Despite the outflows, ETF holdings still account for about 6.3% of Bitcoin’s total market capitalization, suggesting that institutional exposure remains meaningful even as near-term flows fluctuate.
Ethereum and major altcoins have moved increasingly in lockstep with Bitcoin, with correlations across large-cap tokens rising well above 2025 averages.
Ianeva said this points to a macro- and liquidity-driven market, where individual narratives matter less than broader financial conditions.
Signs Of Stabilization Beneath The Surface
While prices remain volatile, some indicators suggest market structure may be improving.
Funding rates in Ethereum have turned marginally positive, open interest has stabilized, and derivatives positioning appears more orderly after the recent flush.
Bitcoin’s implied volatility has eased from recent peaks, even as uncertainty remains elevated.
Put-call ratios and funding rates are beginning to normalize, signaling that the most aggressive speculative positioning may already have been cleared.
Abra founder and CEO Bill Barhydt described the current environment as an “anti-everything trade,” driven by policy uncertainty, delayed crypto legislation, and a lack of government-provided liquidity.
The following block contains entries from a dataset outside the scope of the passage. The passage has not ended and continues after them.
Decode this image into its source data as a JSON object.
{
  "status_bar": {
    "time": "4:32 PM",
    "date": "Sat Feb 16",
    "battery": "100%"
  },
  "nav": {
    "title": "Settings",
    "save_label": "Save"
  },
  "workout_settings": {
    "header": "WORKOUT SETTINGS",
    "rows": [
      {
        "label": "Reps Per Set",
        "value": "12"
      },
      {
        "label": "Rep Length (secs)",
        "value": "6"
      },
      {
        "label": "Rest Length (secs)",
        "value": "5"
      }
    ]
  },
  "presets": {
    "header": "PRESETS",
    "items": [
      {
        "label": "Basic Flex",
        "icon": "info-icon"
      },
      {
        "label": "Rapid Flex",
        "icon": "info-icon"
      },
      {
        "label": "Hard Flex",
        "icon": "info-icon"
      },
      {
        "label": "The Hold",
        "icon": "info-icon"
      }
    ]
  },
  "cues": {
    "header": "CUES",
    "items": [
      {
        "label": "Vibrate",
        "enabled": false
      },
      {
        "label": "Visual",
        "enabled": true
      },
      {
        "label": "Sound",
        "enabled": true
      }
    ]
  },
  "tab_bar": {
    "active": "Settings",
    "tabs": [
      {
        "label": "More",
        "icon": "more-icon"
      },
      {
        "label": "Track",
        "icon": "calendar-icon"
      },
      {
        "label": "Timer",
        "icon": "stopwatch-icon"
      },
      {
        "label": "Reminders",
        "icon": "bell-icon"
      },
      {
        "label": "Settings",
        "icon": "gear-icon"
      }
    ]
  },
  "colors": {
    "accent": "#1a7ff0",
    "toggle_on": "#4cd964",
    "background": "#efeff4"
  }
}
However, he said the conditions now resemble one of the most oversold Bitcoin setups in years.
“We believe this is mostly played out at this point,” Barhydt said, adding that while a final capitulation move below $60,000 cannot be ruled out, “the bottom is likely in or very close to being in.”
From Cyclical Trade To Macro Asset
Analysts caution that any sustained recovery will likely depend on macro catalysts rather than technical rebounds alone.
Upcoming U.S. inflation data, labor market indicators, and central bank guidance are expected to shape risk appetite across asset classes in the coming weeks.